Yesterday morning I loaded up my two kids for the library, because when life gets crazy there is something about taking them to the classic haven of the library that feels just right. The smell of paper and wooden puzzles ground me and I can feel the weight of questioning and wisdom of all the hearts behind the pages, every one with a soul just like mine.
As we pulled in the adjacent lot and looked for a spot that would shade our black van from the heat my head swam with the weight of this week. So many words lodged in anger, hate and misunderstanding.
Without planning to I plopped my head down on the steering wheel and wept and Noelle pleaded with me to “be okay and take a deep breath.” There are no words I can give a three year old that communicate how much bigger problems can get.
She lives blissfully unaware that mental illness can cause someone to shoot children at a movie theater and an off handed interview comment can flood the world with days of divided raging.
When she walks into preschool every kid hugs her and shouts “Noelle!” like she’s Norm walking into cheers. Why can’t it stay like that? Those three year olds will likely tear each other apart before graduation day, the hugs will stop and the differences will seem to be the most important.
I wept because I am head over heels in love with the word of God and also in love with the gay teenager whose history of bullying makes suicide sound better than returning to school.
As I cried, I longed for heaven. I marveled at how burying my parents didn’t bring this deep a desire to be done with this world as these two weeks of ugly violence and hate have.
Then I stepped into God’s shoes and shed a few more tears. My children often bicker over the ball popping elephant or who gets to close the front door but they’re too young to really hurt each other.
I hope I never have to reflect on a day when they rip each other’s hearts apart, because I imagine that’s what heaven’s feeling after this week. You see, chicken man, terrified gay teen, self-righteous pastor, Lesbian Activist and me, we are all his kids. Loved more fiercely and deeply than I love these two kids strapped in car seats, eager to tear up the library.
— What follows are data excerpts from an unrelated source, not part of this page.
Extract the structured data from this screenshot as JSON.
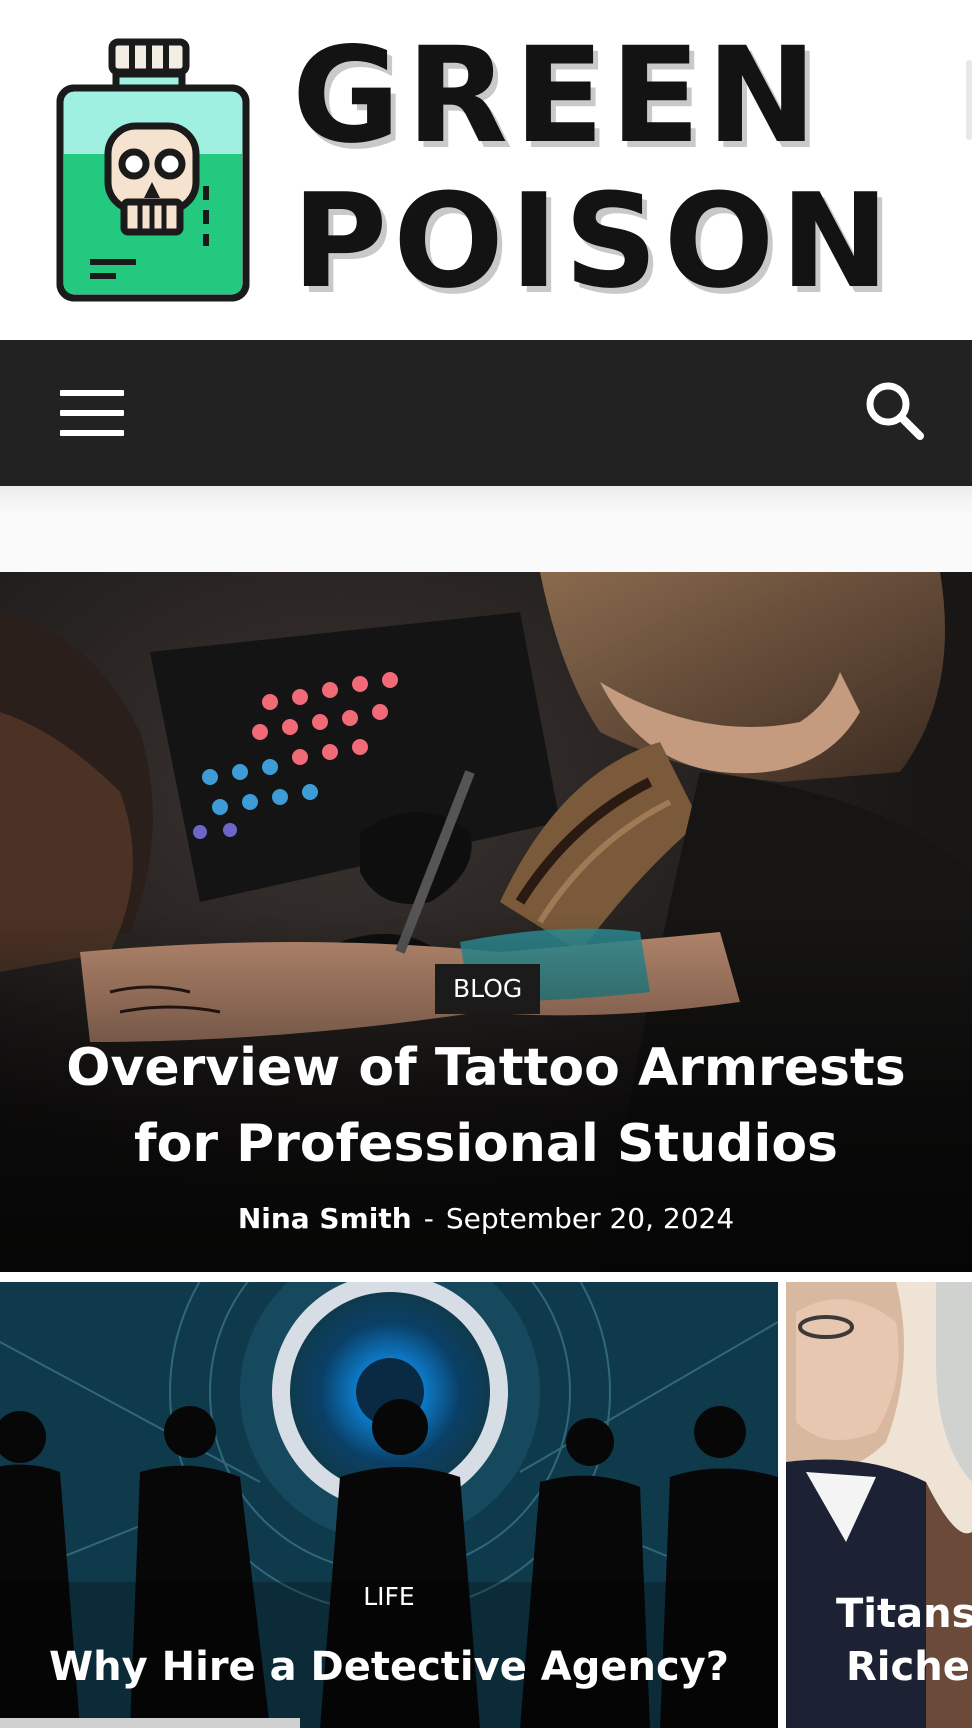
{
  "site": {
    "logo_line1": "GREEN",
    "logo_line2": "POISON",
    "logo_icon": "poison-bottle-skull-icon"
  },
  "navbar": {
    "menu_icon": "hamburger-menu-icon",
    "search_icon": "search-icon",
    "background": "#222222"
  },
  "featured": {
    "category": "BLOG",
    "title": "Overview of Tattoo Armrests for Professional Studios",
    "author": "Nina Smith",
    "separator": "-",
    "date": "September 20, 2024"
  },
  "tiles": [
    {
      "category": "LIFE",
      "title": "Why Hire a Detective Agency?"
    },
    {
      "title_line1": "Titans o",
      "title_line2": "Riches"
    }
  ],
  "colors": {
    "logo_teal": "#9ff0e0",
    "logo_green": "#22c97f",
    "logo_outline": "#1a1a1a",
    "category_bg": "#1b1b1b"
  }
}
And in this hot, painful week, more than weigh in with an opinion, I am burdened with his heart of love that seems to go sadly unnoticed in the fray.
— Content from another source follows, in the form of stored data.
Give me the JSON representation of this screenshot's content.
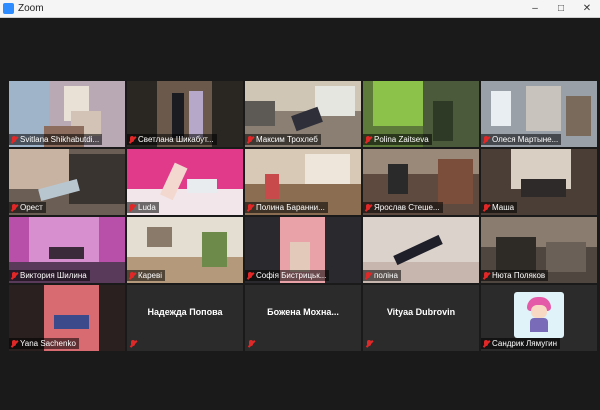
{
  "window": {
    "title": "Zoom",
    "controls": [
      "–",
      "□",
      "✕"
    ]
  },
  "colors": {
    "active_speaker": "#c8d43a",
    "muted_mic": "#e02828",
    "tile_bg": "#2b2b2b"
  },
  "participants": [
    {
      "name": "Svitlana Shikhabutdi...",
      "video": true,
      "muted": true,
      "active": true
    },
    {
      "name": "Светлана Шикабут...",
      "video": true,
      "muted": true
    },
    {
      "name": "Максим Трохлеб",
      "video": true,
      "muted": true
    },
    {
      "name": "Polina Zaitseva",
      "video": true,
      "muted": true
    },
    {
      "name": "Олеся Мартыне...",
      "video": true,
      "muted": true
    },
    {
      "name": "Орест",
      "video": true,
      "muted": true
    },
    {
      "name": "Luda",
      "video": true,
      "muted": true
    },
    {
      "name": "Полина Баранни...",
      "video": true,
      "muted": true
    },
    {
      "name": "Ярослав Стеше...",
      "video": true,
      "muted": true
    },
    {
      "name": "Маша",
      "video": true,
      "muted": true
    },
    {
      "name": "Виктория Шилина",
      "video": true,
      "muted": true
    },
    {
      "name": "Кареві",
      "video": true,
      "muted": true
    },
    {
      "name": "Софія Бистрицьк...",
      "video": true,
      "muted": true
    },
    {
      "name": "поліна",
      "video": true,
      "muted": true
    },
    {
      "name": "Нюта Поляков",
      "video": true,
      "muted": true
    },
    {
      "name": "Yana Sachenko",
      "video": true,
      "muted": true
    },
    {
      "name": "Надежда Попова",
      "video": false,
      "muted": true
    },
    {
      "name": "Божена Мохна...",
      "video": false,
      "muted": true
    },
    {
      "name": "Vityaa Dubrovin",
      "video": false,
      "muted": true
    },
    {
      "name": "Сандрик Лямугин",
      "video": false,
      "avatar": true,
      "muted": true
    }
  ]
}
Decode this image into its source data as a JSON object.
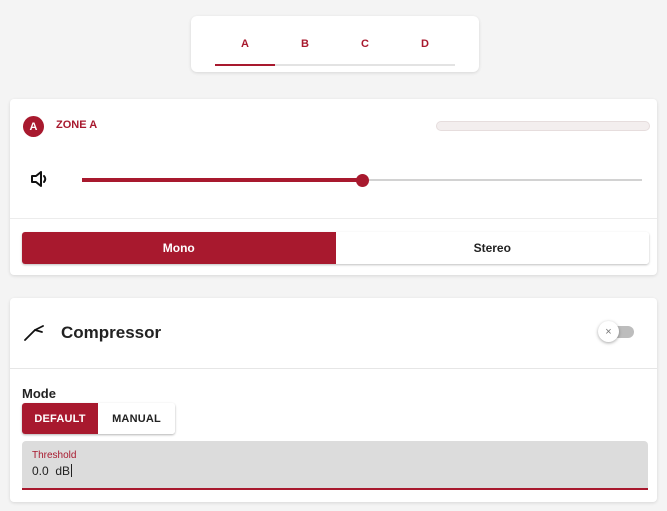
{
  "tabs": {
    "items": [
      "A",
      "B",
      "C",
      "D"
    ],
    "selected": "A"
  },
  "zone": {
    "badge": "A",
    "name": "ZONE A",
    "volume_percent": 50,
    "output_modes": [
      "Mono",
      "Stereo"
    ],
    "selected_output_mode": "Mono"
  },
  "compressor": {
    "title": "Compressor",
    "enabled": false,
    "toggle_glyph": "×",
    "mode_label": "Mode",
    "modes": [
      "DEFAULT",
      "MANUAL"
    ],
    "selected_mode": "DEFAULT",
    "threshold": {
      "label": "Threshold",
      "value": "0.0  dB"
    }
  },
  "icons": {
    "volume": "speaker-icon",
    "compressor": "compressor-curve-icon",
    "toggle_off": "close-icon"
  },
  "colors": {
    "accent": "#a8192e",
    "background": "#f4f4f4",
    "card": "#ffffff",
    "field_fill": "#dcdcdc"
  }
}
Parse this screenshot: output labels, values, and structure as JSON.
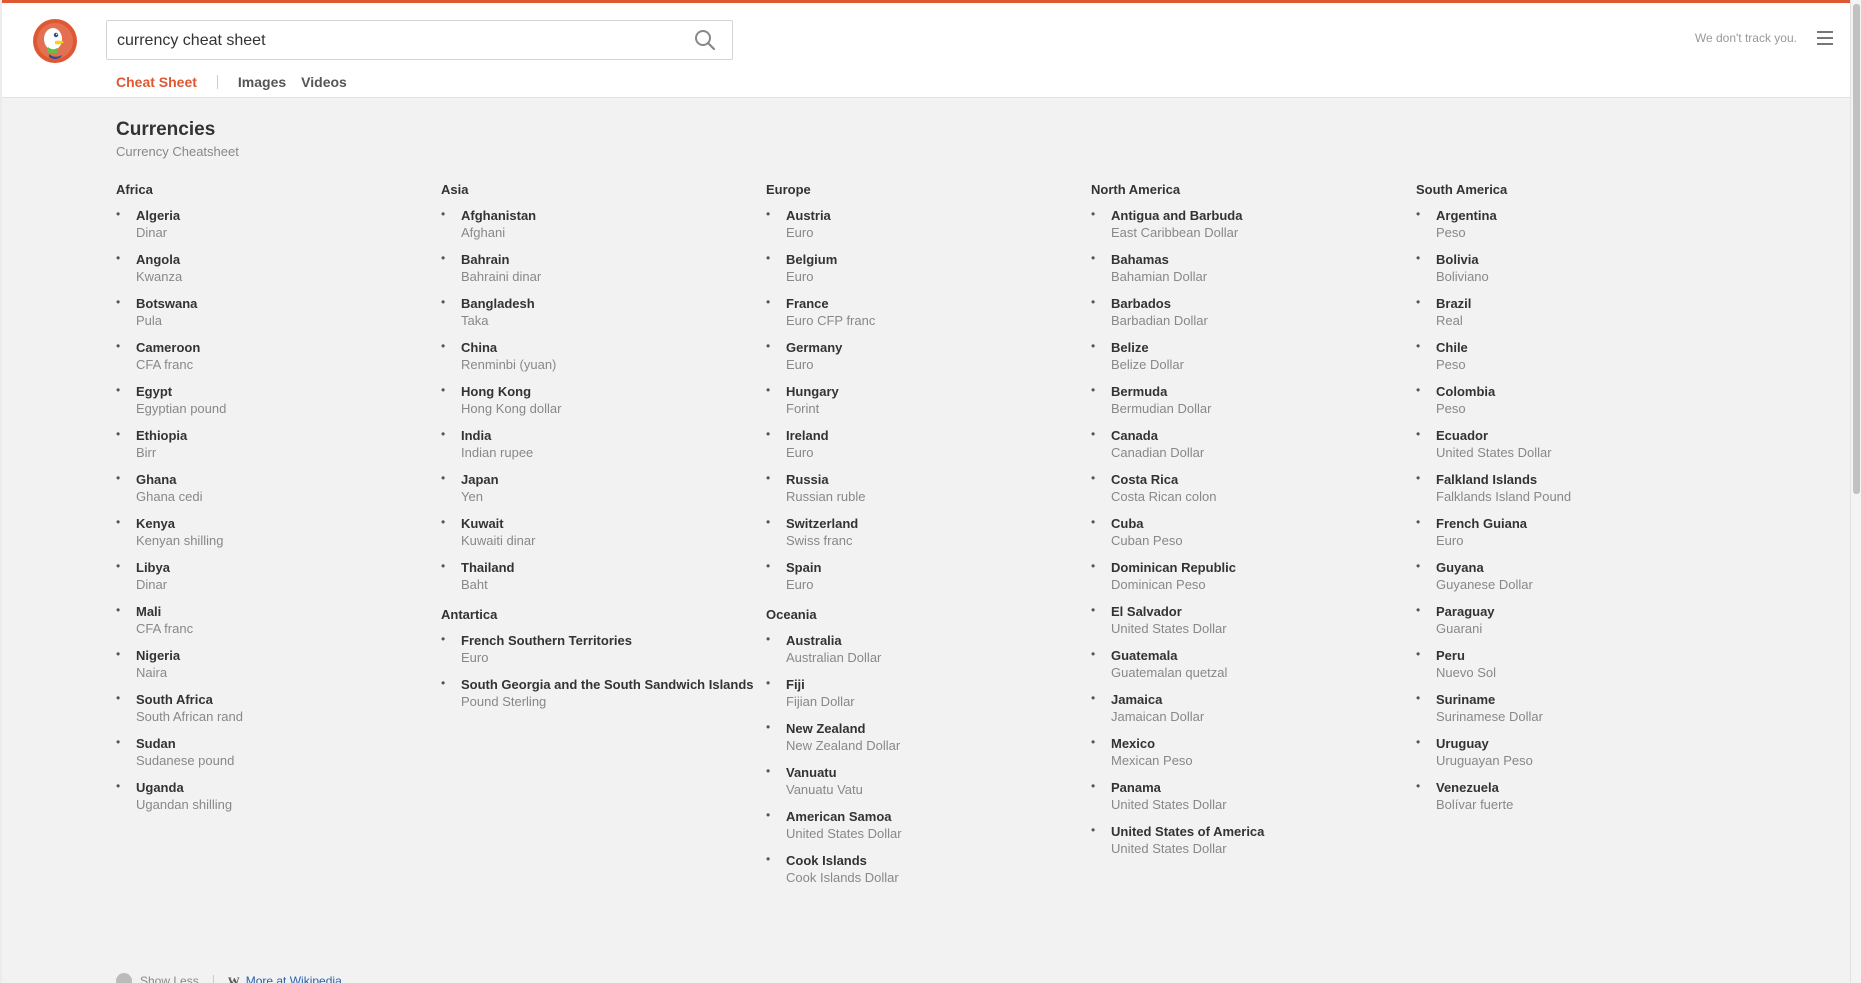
{
  "header": {
    "search_value": "currency cheat sheet",
    "tagline": "We don't track you.",
    "accent_color": "#de5833"
  },
  "tabs": [
    {
      "label": "Cheat Sheet",
      "active": true
    },
    {
      "label": "Images",
      "active": false
    },
    {
      "label": "Videos",
      "active": false
    }
  ],
  "main": {
    "title": "Currencies",
    "subtitle": "Currency Cheatsheet",
    "columns": [
      [
        {
          "region": "Africa",
          "items": [
            {
              "country": "Algeria",
              "currency": "Dinar"
            },
            {
              "country": "Angola",
              "currency": "Kwanza"
            },
            {
              "country": "Botswana",
              "currency": "Pula"
            },
            {
              "country": "Cameroon",
              "currency": "CFA franc"
            },
            {
              "country": "Egypt",
              "currency": "Egyptian pound"
            },
            {
              "country": "Ethiopia",
              "currency": "Birr"
            },
            {
              "country": "Ghana",
              "currency": "Ghana cedi"
            },
            {
              "country": "Kenya",
              "currency": "Kenyan shilling"
            },
            {
              "country": "Libya",
              "currency": "Dinar"
            },
            {
              "country": "Mali",
              "currency": "CFA franc"
            },
            {
              "country": "Nigeria",
              "currency": "Naira"
            },
            {
              "country": "South Africa",
              "currency": "South African rand"
            },
            {
              "country": "Sudan",
              "currency": "Sudanese pound"
            },
            {
              "country": "Uganda",
              "currency": "Ugandan shilling"
            }
          ]
        }
      ],
      [
        {
          "region": "Asia",
          "items": [
            {
              "country": "Afghanistan",
              "currency": "Afghani"
            },
            {
              "country": "Bahrain",
              "currency": "Bahraini dinar"
            },
            {
              "country": "Bangladesh",
              "currency": "Taka"
            },
            {
              "country": "China",
              "currency": "Renminbi (yuan)"
            },
            {
              "country": "Hong Kong",
              "currency": "Hong Kong dollar"
            },
            {
              "country": "India",
              "currency": "Indian rupee"
            },
            {
              "country": "Japan",
              "currency": "Yen"
            },
            {
              "country": "Kuwait",
              "currency": "Kuwaiti dinar"
            },
            {
              "country": "Thailand",
              "currency": "Baht"
            }
          ]
        },
        {
          "region": "Antartica",
          "items": [
            {
              "country": "French Southern Territories",
              "currency": "Euro"
            },
            {
              "country": "South Georgia and the South Sandwich Islands",
              "currency": "Pound Sterling"
            }
          ]
        }
      ],
      [
        {
          "region": "Europe",
          "items": [
            {
              "country": "Austria",
              "currency": "Euro"
            },
            {
              "country": "Belgium",
              "currency": "Euro"
            },
            {
              "country": "France",
              "currency": "Euro CFP franc"
            },
            {
              "country": "Germany",
              "currency": "Euro"
            },
            {
              "country": "Hungary",
              "currency": "Forint"
            },
            {
              "country": "Ireland",
              "currency": "Euro"
            },
            {
              "country": "Russia",
              "currency": "Russian ruble"
            },
            {
              "country": "Switzerland",
              "currency": "Swiss franc"
            },
            {
              "country": "Spain",
              "currency": "Euro"
            }
          ]
        },
        {
          "region": "Oceania",
          "items": [
            {
              "country": "Australia",
              "currency": "Australian Dollar"
            },
            {
              "country": "Fiji",
              "currency": "Fijian Dollar"
            },
            {
              "country": "New Zealand",
              "currency": "New Zealand Dollar"
            },
            {
              "country": "Vanuatu",
              "currency": "Vanuatu Vatu"
            },
            {
              "country": "American Samoa",
              "currency": "United States Dollar"
            },
            {
              "country": "Cook Islands",
              "currency": "Cook Islands Dollar"
            }
          ]
        }
      ],
      [
        {
          "region": "North America",
          "items": [
            {
              "country": "Antigua and Barbuda",
              "currency": "East Caribbean Dollar"
            },
            {
              "country": "Bahamas",
              "currency": "Bahamian Dollar"
            },
            {
              "country": "Barbados",
              "currency": "Barbadian Dollar"
            },
            {
              "country": "Belize",
              "currency": "Belize Dollar"
            },
            {
              "country": "Bermuda",
              "currency": "Bermudian Dollar"
            },
            {
              "country": "Canada",
              "currency": "Canadian Dollar"
            },
            {
              "country": "Costa Rica",
              "currency": "Costa Rican colon"
            },
            {
              "country": "Cuba",
              "currency": "Cuban Peso"
            },
            {
              "country": "Dominican Republic",
              "currency": "Dominican Peso"
            },
            {
              "country": "El Salvador",
              "currency": "United States Dollar"
            },
            {
              "country": "Guatemala",
              "currency": "Guatemalan quetzal"
            },
            {
              "country": "Jamaica",
              "currency": "Jamaican Dollar"
            },
            {
              "country": "Mexico",
              "currency": "Mexican Peso"
            },
            {
              "country": "Panama",
              "currency": "United States Dollar"
            },
            {
              "country": "United States of America",
              "currency": "United States Dollar"
            }
          ]
        }
      ],
      [
        {
          "region": "South America",
          "items": [
            {
              "country": "Argentina",
              "currency": "Peso"
            },
            {
              "country": "Bolivia",
              "currency": "Boliviano"
            },
            {
              "country": "Brazil",
              "currency": "Real"
            },
            {
              "country": "Chile",
              "currency": "Peso"
            },
            {
              "country": "Colombia",
              "currency": "Peso"
            },
            {
              "country": "Ecuador",
              "currency": "United States Dollar"
            },
            {
              "country": "Falkland Islands",
              "currency": "Falklands Island Pound"
            },
            {
              "country": "French Guiana",
              "currency": "Euro"
            },
            {
              "country": "Guyana",
              "currency": "Guyanese Dollar"
            },
            {
              "country": "Paraguay",
              "currency": "Guarani"
            },
            {
              "country": "Peru",
              "currency": "Nuevo Sol"
            },
            {
              "country": "Suriname",
              "currency": "Surinamese Dollar"
            },
            {
              "country": "Uruguay",
              "currency": "Uruguayan Peso"
            },
            {
              "country": "Venezuela",
              "currency": "Bolívar fuerte"
            }
          ]
        }
      ]
    ]
  },
  "footer": {
    "show_less_label": "Show Less",
    "wiki_glyph": "W",
    "wiki_label": "More at Wikipedia"
  }
}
So many voices rising up in protest to tear down people they’ve never met and certainly don’t understand.
I want to feast on his word and at the same time encourage all of us sinners that no one with a mega phone or a can of spray paint can steal God’s love for them.
My sweet friend Joy Cannis shared this with me during a quote giveaway and it’s shaping the way that Kel and I love and teach our children to love:
“The three hardest tasks in the world are neither physical feats nor intellectual achievements, but moral acts: to return love for hate, to include the excluded and to say, “I was wrong.” ~Sydney J Harris
And that’s all I have to say about that.